We want to rewrite the procedure cc so that its second argument is a list of the values of the coins to use rather than an integer specifying which coins to use. We could then have lists that defined each kind of currency:
(define us-coins (list 50 25 10 5 1)) (define uk-coins (list 100 50 20 10 5 2 1 0.5))
We could then call cc as follows:
(cc 100 us-coins)
To do this will require changing the program cc somewhat. It will still have the same form, but it will access its second argument differently, as follows:
(define (cc amount coin-values) (cond ((= amount 0) 1) ((or (< amount 0) (no-more? coin-values)) 0) (else (+ (cc amount (except-first-denomination coin-values)) (cc (- amount (first-denomination coin-values)) coin-values)))))
Define the procedures first-denomination, except-first-denomination, and no-more? in terms of primitive operations on list structures. Does the order of the list coin-values affect the answer produced by cc? Why or why not?
Part one of the exercise asks us to define the procedures first-denomination, except-first-denomination and no-more? in terms of primitive operations on list structures. This part is easy:
(define (first-denomination coin-values) (car coin-values)) (define (except-first-denomination coin-values) (cdr coin-values)) (define (no-more? coin-values) (null? coin-values))
(cc 100 us-coins)
(cc 11 uk-coins)
Part two asks if the order of the list coin-values affects the answer produced by cc.
The answer does not depend on the order of the list because cc exhaustively traverses the list when calculating the answer. Recall that the process generated by cc takes the shape of a tree. It terminates the evaluation of a branch only when the list is empty or when the amount of change remaining is less than or equal to zero. Termination of the branch does not depend on the magnitude of the remaining values in the list.

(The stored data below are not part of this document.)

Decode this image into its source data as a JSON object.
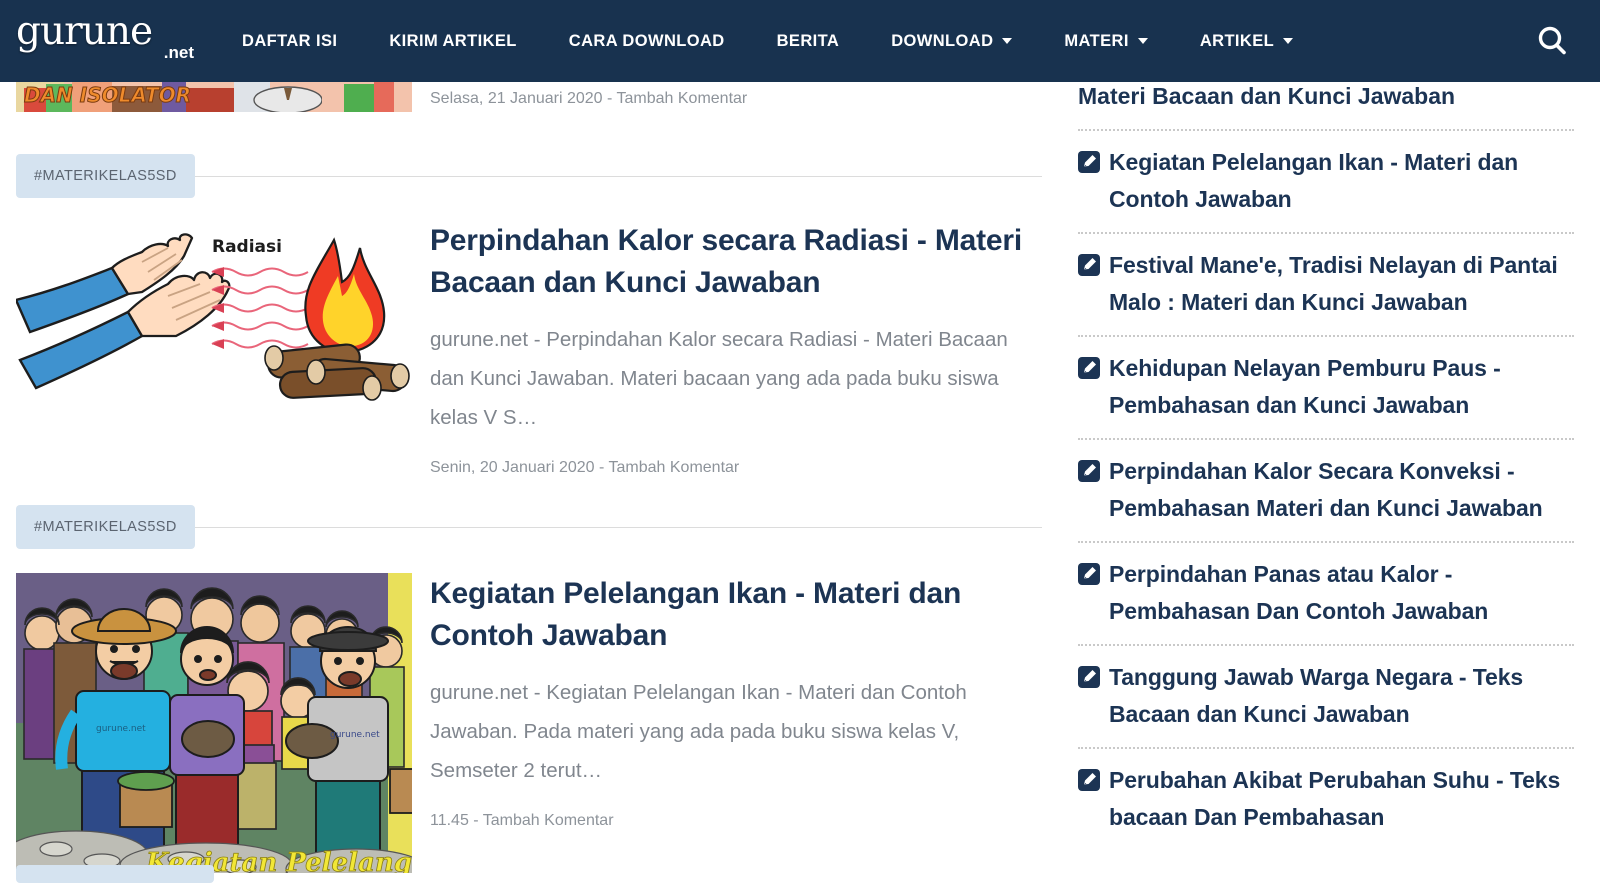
{
  "header": {
    "logo": {
      "main": "gurune",
      "sub": ".net"
    },
    "nav": [
      {
        "label": "DAFTAR ISI",
        "dropdown": false
      },
      {
        "label": "KIRIM ARTIKEL",
        "dropdown": false
      },
      {
        "label": "CARA DOWNLOAD",
        "dropdown": false
      },
      {
        "label": "BERITA",
        "dropdown": false
      },
      {
        "label": "DOWNLOAD",
        "dropdown": true
      },
      {
        "label": "MATERI",
        "dropdown": true
      },
      {
        "label": "ARTIKEL",
        "dropdown": true
      }
    ],
    "search_icon": "search-icon",
    "background_color": "#18324f",
    "text_color": "#ffffff"
  },
  "main": {
    "truncated_post": {
      "thumb_caption": "DAN ISOLATOR",
      "meta": "Selasa, 21 Januari 2020  -  Tambah Komentar"
    },
    "posts": [
      {
        "tag": "#MATERIKELAS5SD",
        "title": "Perpindahan Kalor secara Radiasi - Materi Bacaan dan Kunci Jawaban",
        "excerpt": "gurune.net - Perpindahan Kalor secara Radiasi - Materi Bacaan dan Kunci Jawaban. Materi bacaan yang ada pada buku siswa kelas V S…",
        "meta": "Senin, 20 Januari 2020  -  Tambah Komentar",
        "thumb_alt": "radiation-heat-illustration",
        "thumb_label": "Radiasi"
      },
      {
        "tag": "#MATERIKELAS5SD",
        "title": "Kegiatan Pelelangan Ikan - Materi dan Contoh Jawaban",
        "excerpt": "gurune.net - Kegiatan Pelelangan Ikan - Materi dan Contoh Jawaban. Pada materi yang ada pada buku siswa kelas V, Semseter 2 terut…",
        "meta": "11.45  -  Tambah Komentar",
        "thumb_alt": "fish-auction-crowd-illustration",
        "thumb_label": ""
      }
    ]
  },
  "sidebar": {
    "first_item_tail": "Materi Bacaan dan Kunci Jawaban",
    "items": [
      {
        "icon": "edit-pencil-icon",
        "label": "Kegiatan Pelelangan Ikan - Materi dan Contoh Jawaban"
      },
      {
        "icon": "edit-pencil-icon",
        "label": "Festival Mane'e, Tradisi Nelayan di Pantai Malo : Materi dan Kunci Jawaban"
      },
      {
        "icon": "edit-pencil-icon",
        "label": "Kehidupan Nelayan Pemburu Paus - Pembahasan dan Kunci Jawaban"
      },
      {
        "icon": "edit-pencil-icon",
        "label": "Perpindahan Kalor Secara Konveksi - Pembahasan Materi dan Kunci Jawaban"
      },
      {
        "icon": "edit-pencil-icon",
        "label": "Perpindahan Panas atau Kalor - Pembahasan Dan Contoh Jawaban"
      },
      {
        "icon": "edit-pencil-icon",
        "label": "Tanggung Jawab Warga Negara - Teks Bacaan dan Kunci Jawaban"
      },
      {
        "icon": "edit-pencil-icon",
        "label": "Perubahan Akibat Perubahan Suhu - Teks bacaan Dan Pembahasan"
      }
    ]
  },
  "colors": {
    "brand_navy": "#18324f",
    "title_navy": "#1c3454",
    "tag_badge_bg": "#d5e3f0",
    "muted_text": "#80868e"
  }
}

We can verify our answer by reversing the us-coins and uk-coins lists and comparing the answers using the reversed lists to the answers we got using the original lists:
(cc 100 (reverse us-coins))
(cc 11 (reverse uk-coins))
Note that we could require the types-of-coin list to be sorted from lowest to highest denomination, and then change cc to take advantage of this restriction by aborting evaluation branches when the amount of change remaining is less than the first denomination. The modified cc would evaluate fewer nodes.